**Capacitance of a
Spherical Conductor (or) Capacitor**

Capacitor is a device that stores electrostatic field energy. Capacitors provide temporary storage of energy in circuits and can be made to release the energy when required. The property of a capacitor that characterizes its ability to store energy is called its capacitance. When energy is stored in a capacitor, an electric field exists within the capacitor.

As we have already known that a single conductor can also act as a capacitor, here we will find the capacitance of a single isolated sphere. For this, let a charge q be given to a spherical conductor of radius R and then potential on it is \(V=\frac{1}{4\pi {{\varepsilon }_{0}}}\frac{q}{R}\).

The other conductor is supposed to be at infinity, whose potential will be taken as zero. So, the potential difference between the sphere and the conductor at infinity becomes, V – 0 = V.

Then capacitance is \(C=\frac{q}{V}=4\pi {{\varepsilon }_{0}}R\).

Thus, the capacitance of a spherical conductor is \(C=4\pi {{\varepsilon }_{0}}R\).
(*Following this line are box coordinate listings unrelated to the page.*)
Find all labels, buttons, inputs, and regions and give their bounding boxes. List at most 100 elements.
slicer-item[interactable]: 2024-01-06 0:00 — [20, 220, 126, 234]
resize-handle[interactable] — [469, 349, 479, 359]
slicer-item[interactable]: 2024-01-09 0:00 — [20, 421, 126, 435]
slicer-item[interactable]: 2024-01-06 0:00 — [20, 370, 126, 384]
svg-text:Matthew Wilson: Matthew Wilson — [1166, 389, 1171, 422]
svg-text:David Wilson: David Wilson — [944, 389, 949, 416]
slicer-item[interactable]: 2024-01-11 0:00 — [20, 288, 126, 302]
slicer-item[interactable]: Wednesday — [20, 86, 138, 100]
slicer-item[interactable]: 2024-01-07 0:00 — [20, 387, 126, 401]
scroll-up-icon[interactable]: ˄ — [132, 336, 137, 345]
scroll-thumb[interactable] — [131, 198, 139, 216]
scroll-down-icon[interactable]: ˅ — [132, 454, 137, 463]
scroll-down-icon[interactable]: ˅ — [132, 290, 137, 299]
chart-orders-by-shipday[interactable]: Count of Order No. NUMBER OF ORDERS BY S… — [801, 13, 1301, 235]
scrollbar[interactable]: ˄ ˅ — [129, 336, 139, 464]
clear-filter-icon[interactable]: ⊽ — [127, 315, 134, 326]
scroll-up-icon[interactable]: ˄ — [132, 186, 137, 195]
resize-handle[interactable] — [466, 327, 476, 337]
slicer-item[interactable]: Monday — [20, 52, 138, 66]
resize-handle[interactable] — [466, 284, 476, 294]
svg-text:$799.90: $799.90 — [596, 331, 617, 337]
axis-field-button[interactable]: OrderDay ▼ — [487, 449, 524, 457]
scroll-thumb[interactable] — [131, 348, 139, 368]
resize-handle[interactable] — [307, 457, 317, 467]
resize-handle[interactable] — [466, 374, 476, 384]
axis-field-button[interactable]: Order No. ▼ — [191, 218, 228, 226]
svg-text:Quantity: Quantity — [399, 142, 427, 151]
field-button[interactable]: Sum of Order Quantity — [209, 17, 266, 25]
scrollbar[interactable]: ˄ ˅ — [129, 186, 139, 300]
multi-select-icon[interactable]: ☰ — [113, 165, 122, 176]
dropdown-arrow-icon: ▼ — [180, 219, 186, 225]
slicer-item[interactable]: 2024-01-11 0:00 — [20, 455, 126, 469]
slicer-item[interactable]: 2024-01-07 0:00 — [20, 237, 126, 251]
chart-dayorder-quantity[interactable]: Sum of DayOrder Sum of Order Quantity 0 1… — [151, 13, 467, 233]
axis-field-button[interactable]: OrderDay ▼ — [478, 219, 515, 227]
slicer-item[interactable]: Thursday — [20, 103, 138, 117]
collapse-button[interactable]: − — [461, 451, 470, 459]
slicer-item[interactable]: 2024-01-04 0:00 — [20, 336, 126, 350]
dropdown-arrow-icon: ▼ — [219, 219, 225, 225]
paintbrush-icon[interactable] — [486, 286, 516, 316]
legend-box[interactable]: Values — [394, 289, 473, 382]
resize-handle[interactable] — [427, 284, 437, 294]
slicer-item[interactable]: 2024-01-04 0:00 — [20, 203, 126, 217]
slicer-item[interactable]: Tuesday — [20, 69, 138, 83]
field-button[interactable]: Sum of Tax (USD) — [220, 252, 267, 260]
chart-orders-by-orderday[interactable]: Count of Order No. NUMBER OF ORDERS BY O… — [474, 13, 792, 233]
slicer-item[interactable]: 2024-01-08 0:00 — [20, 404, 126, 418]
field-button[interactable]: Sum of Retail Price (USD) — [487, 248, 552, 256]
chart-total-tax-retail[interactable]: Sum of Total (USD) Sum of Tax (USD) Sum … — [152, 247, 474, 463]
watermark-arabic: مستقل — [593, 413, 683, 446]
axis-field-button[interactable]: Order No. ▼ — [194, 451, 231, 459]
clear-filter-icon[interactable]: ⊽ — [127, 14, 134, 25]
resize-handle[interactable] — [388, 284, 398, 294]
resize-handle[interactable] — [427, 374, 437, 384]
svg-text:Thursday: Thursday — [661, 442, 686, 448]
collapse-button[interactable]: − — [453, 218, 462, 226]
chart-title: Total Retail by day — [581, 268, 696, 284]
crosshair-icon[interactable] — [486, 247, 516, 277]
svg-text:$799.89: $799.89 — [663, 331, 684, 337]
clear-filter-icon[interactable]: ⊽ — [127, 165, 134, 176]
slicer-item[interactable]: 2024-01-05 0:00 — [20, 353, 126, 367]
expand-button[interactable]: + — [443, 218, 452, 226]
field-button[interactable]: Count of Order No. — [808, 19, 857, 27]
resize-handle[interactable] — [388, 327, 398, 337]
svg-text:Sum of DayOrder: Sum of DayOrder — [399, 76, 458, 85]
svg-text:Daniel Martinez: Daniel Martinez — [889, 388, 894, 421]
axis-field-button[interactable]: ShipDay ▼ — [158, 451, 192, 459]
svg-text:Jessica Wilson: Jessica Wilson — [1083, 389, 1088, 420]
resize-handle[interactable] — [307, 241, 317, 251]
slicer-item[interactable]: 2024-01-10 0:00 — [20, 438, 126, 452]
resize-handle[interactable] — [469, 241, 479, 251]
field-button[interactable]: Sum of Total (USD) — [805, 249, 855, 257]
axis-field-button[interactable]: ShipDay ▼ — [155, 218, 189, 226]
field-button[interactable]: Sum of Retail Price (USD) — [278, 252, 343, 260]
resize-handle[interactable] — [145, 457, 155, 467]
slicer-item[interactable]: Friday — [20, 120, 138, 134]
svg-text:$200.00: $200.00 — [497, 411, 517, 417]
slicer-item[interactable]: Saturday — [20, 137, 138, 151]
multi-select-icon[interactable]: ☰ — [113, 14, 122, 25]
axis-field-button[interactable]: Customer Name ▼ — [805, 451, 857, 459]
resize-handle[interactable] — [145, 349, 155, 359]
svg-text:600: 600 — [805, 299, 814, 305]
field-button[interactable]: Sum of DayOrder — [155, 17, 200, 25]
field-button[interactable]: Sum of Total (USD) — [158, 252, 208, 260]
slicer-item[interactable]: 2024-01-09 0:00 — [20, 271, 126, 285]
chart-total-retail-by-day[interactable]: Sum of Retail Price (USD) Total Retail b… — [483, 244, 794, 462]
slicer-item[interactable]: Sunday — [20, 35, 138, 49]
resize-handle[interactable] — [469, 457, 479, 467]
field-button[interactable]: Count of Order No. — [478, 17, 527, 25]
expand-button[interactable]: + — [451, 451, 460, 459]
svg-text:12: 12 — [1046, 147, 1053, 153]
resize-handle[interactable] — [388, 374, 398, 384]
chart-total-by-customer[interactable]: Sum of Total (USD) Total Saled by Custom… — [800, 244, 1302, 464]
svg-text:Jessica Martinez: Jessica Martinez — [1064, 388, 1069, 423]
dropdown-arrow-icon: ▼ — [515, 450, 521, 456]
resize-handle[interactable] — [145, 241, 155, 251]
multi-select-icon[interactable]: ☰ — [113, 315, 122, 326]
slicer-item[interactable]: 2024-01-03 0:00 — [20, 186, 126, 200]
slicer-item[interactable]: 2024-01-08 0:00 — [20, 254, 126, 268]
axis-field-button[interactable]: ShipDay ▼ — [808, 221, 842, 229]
For example, the earth is a spherical conductor of radius \(R=6.4\times {{10}^{6}}m\). The capacitance of the earth is:

\(C=4\pi {{\varepsilon }_{0}}R=\left( \frac{1}{9\times {{10}^{9}}} \right)\times \left( 6.4\times {{10}^{6}} \right)=711\times {{10}^{-6}}F=711\mu F\).

Therefore, we can say that Farad is a big unit. Thus, nobody in the universe can have a capacitance of 1F.